Although Terry Hamilton, the U.S. Department of Energy’s lead researcher on Marshall Island radiation issues, believes the Columbia researchers’ approach seemed reasonable given the costs of pursuing such research in a remote part of the world, he says their methodology and equipment could have overestimated the radiation they were detecting.
But Nikolic Hughes and her husband, Emlyn Hughes, a Columbia University particle physicist and co-director of the K equals 1 project, reject Terry’s claims that their methodology was flawed.
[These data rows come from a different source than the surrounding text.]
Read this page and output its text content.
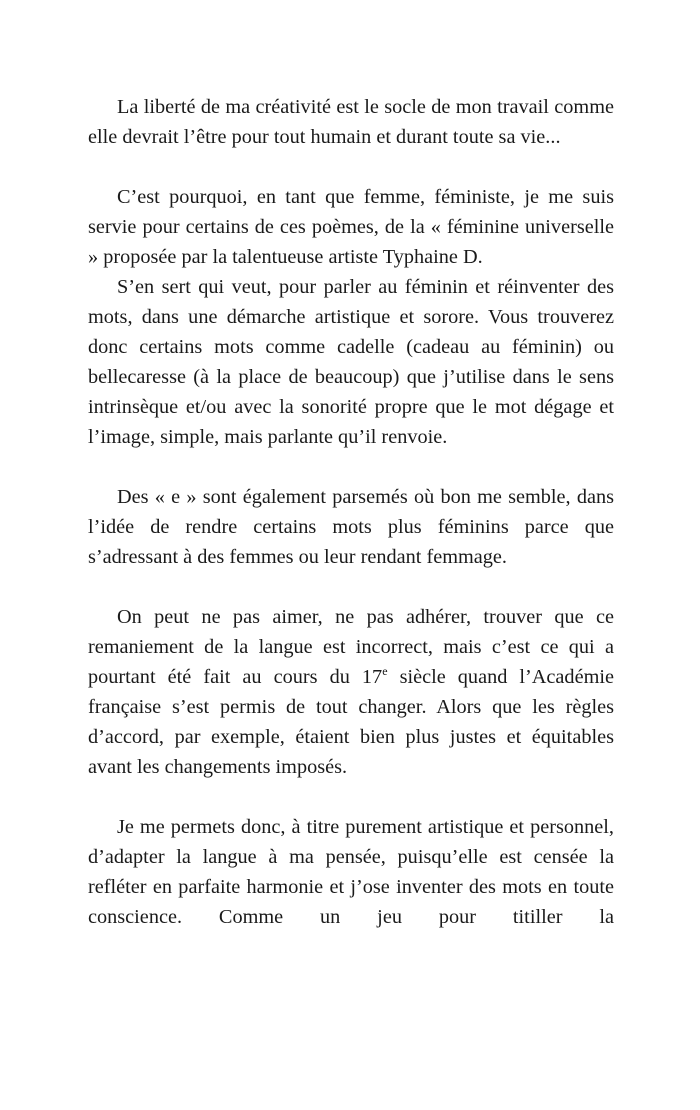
La liberté de ma créativité est le socle de mon travail comme elle devrait l’être pour tout humain et durant toute sa vie...

C’est pourquoi, en tant que femme, féministe, je me suis servie pour certains de ces poèmes, de la « féminine universelle » proposée par la talentueuse artiste Typhaine D.

S’en sert qui veut, pour parler au féminin et réinventer des mots, dans une démarche artistique et sorore. Vous trouverez donc certains mots comme cadelle (cadeau au féminin) ou bellecaresse (à la place de beaucoup) que j’utilise dans le sens intrinsèque et/ou avec la sonorité propre que le mot dégage et l’image, simple, mais parlante qu’il renvoie.

Des « e » sont également parsemés où bon me semble, dans l’idée de rendre certains mots plus féminins parce que s’adressant à des femmes ou leur rendant femmage.

On peut ne pas aimer, ne pas adhérer, trouver que ce remaniement de la langue est incorrect, mais c’est ce qui a pourtant été fait au cours du 17e siècle quand l’Académie française s’est permis de tout changer. Alors que les règles d’accord, par exemple, étaient bien plus justes et équitables avant les changements imposés.

Je me permets donc, à titre purement artistique et personnel, d’adapter la langue à ma pensée, puisqu’elle est censée la refléter en parfaite harmonie et j’ose inventer des mots en toute conscience. Comme un jeu pour titiller la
The intent of their studies, they said, was to provide the Marshallese with an independent assessment — research not considered suspect because it was conducted by a government responsible for the contamination.
“The work provides valuable background information for local policymakers,” said Jan Beyea, a retired radiation physicist who has worked with the National Academy of Sciences but was not involved with the research. “Implicitly, I think these results might caution efforts to return, because of the readings found.”
HBO’s hit docudrama Chernobyl first showed the world the harrowing effects of radiation poisoning. While thousands living in close proximity to the nuclear plant died agonisingly painful deaths as their blood vessels haemorrhaged and their skin melted from their bodies, hundreds were left with horrific side effects from cancers to miscarriages.
After the Castle Bravo bomb – 1,000 times more powerful than either of the bombs dropped on the Japanese cities of Hiroshima or Nagasaki – was detonated on the morning of March 1, 1954, islanders more than 160 km away mistook fallout for snow. It caused skin burns, hair loss, nausea and eventually cancer in many who were exposed.